Les homosexuels italiens attendent avec amertume la loi sur leurs unions
Militants et sympathisants homosexuels italiens ont manifesté leur amertume et souvent leur colère mercredi dans la rue et sur les réseaux sociaux, alors que le gouvernement a négocié une loi a minima sur l'union civile.
"Honte, honte, honte", ont scandé des dizaines de militants mercredi soir non loin du Sénat, où le Parti démocrate (PD) de Matteo Renzi, après avoir échoué à faire passer le texte en l'état avec le soutien du Mouvement 5 Etoiles (M5S), a annoncé mercredi soir sur Twitter avoir obtenu un compromis avec ses alliés du centre-droit.
Ces élus catholiques ont déjà obtenu l'abandon de l'article permettant d'adopter l'enfant naturel de son conjoint. Selon la presse, ils ont obtenu d'autres changements jugés humiliants par les homosexuels comme le retrait de l'obligation de fidélité, mais ont accepté de maintenir la pension de réversion ou le permis de séjour pour le conjoint étranger.
Le Sénat devrait se prononcer jeudi, voire vendredi, sur un maxi-amendement ou sur une série d'amendements entérinant cet accord, sur lequel M. Renzi s'est dit prêt à engager la responsabilité de son gouvernement.
"Dans le cul, oui, mais comme ça, non", proclamaient plusieurs pancartes.
"Pour nous, une loi sur les unions civiles qui ne respecte pas nos enfants est une loi inutile, vide", explique à l'AFP Marilena Grassadonia, présidente de l'association Famiglie Arcobaleno (familles arc-en-ciel).
"C'est comme si nos enfants avaient disparu. Comme si, au moment de signer l'union civile devant le maire avec ma compagne, je me retourne pour faire la photo avec nos enfants et qu'ils sont devenus des fantômes", dénonce-t-elle.
"Nous sommes très déçus, très amers (...). Pour nous, mieux vaut rien du tout qu'une loi de ce type qui nous humilie", insiste cette mère de trois enfants.
Claudia Toscana, 71 ans, dont le fils homosexuel a trois enfants, parle elle aussi de "honte pour l'Italie": "Les politiciens font leurs petits jeux, leurs petites rivalités, tout ce qu'on espérait que pour une fois ils éviteraient".
- 'Un premier pas' -
"Et nous avons écouté les discours des sénateurs. Mais quels ignorants ! Nos destins sont dans les mains de quelques personnes vraiement indignes.
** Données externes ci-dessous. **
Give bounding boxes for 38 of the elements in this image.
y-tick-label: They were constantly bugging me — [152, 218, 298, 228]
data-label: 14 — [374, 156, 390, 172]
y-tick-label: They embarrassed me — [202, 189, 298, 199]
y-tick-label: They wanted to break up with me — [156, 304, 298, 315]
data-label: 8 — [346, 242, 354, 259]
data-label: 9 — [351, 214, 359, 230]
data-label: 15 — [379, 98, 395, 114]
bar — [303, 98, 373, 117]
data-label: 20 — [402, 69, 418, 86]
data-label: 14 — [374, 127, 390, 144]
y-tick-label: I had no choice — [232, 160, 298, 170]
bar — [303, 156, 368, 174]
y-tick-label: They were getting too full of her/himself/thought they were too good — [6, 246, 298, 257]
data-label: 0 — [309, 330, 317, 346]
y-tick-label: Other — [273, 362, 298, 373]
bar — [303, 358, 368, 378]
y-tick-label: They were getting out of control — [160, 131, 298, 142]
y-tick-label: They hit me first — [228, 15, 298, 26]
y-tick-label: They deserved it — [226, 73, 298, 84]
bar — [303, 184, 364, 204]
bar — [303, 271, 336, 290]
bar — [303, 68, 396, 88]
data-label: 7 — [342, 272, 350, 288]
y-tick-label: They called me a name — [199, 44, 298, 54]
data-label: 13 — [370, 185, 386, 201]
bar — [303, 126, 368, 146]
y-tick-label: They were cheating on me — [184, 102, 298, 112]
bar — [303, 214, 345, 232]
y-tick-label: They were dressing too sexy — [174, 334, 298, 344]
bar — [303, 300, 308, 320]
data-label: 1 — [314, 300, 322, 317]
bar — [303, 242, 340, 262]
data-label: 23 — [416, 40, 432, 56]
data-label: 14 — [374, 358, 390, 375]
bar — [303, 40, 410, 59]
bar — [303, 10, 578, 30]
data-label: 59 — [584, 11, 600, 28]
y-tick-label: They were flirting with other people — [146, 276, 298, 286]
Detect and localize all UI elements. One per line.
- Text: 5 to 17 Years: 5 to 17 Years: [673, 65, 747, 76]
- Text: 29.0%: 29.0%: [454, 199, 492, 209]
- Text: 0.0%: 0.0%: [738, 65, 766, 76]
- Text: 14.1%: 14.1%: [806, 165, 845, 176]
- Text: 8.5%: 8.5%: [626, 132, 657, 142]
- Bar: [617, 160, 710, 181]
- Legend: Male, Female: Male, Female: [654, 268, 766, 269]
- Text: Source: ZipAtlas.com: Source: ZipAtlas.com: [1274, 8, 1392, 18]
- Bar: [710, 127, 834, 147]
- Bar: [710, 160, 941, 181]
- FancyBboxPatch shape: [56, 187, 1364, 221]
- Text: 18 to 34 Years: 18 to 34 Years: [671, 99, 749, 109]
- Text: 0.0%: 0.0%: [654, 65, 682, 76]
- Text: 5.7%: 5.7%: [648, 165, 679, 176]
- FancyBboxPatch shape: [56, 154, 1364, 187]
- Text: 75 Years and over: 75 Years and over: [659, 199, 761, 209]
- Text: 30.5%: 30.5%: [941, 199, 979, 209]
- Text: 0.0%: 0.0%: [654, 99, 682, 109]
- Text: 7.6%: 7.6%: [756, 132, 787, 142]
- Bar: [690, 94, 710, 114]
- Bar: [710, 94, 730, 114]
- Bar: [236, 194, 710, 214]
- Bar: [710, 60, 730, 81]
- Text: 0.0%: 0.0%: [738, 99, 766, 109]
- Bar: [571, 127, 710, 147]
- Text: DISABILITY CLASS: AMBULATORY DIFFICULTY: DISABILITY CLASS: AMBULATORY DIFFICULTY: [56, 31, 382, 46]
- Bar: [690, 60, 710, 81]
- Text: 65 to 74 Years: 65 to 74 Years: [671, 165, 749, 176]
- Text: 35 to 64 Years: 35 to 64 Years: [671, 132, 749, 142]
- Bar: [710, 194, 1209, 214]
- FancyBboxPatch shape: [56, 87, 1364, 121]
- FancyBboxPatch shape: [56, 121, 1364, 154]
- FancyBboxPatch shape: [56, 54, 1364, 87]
Le problème est l'ignorance, les préjugés, pas le Vatican", insiste-t-elle.
Sur Facebook, son fils Claudio Rossi Marcelli, installé au Danemark avec sa famille, a expliqué ressentir "une sensation étrange: avant nous n'existions pas, maintenant au contraire nous existons mais nous valons moins que tous les autres".
Les critiques sont d'ailleurs vives sur les réseaux sociaux, où au-delà d'une bataille d'arguments sur la responsabilité respective de M. Renzi, du PD et du M5S dans ce revers, pointe surtout l'amertume de voir que l'Italie restera loin derrière la plupart de ses partenaires européens.
"Une société qui humilie n'est pas une société décente, et l'Italie, aujourd'hui, humilie les personnes homosexuelles", écrit la philosophe Michela Marzano, député PD tentée par la démission.
"Au point où on en est, je m'attends à une loi qui commence par +Je n'ai rien contre les gays, mais...+ et se termine par +j'ai d'ailleurs plein d'amis gays+", ironise un internaute. "Prévenez-moi quand nous serons devenu un Etat laïc", lance un autre.
"Je voulais informer nos politiciens pernicieux que les enfants des couples homoparentaux continueront à exister. Bande de clowns", raille une internaute.
"Grâce à la loi, les gays auront maintenant des droits: apprendre l'anglais, l'espagnol ou le finlandais, faire leurs valises, émigrer", ironise une autre.
Au milieu des drapeaux arc-en-ciel et des pancartes devant le Sénat, Fabrizion Marrazzo, porte-parole du Gay Center, une association de défense des droits des homosexuels, est plus mesuré.
"C'est un sentiment doux-amer qui prédomine", explique-t-il. "Nous attendions une réponse positive à nos droits, et malheureusement il en manquera une partie (...). Mais ce sera un premier pas", espère-t-il.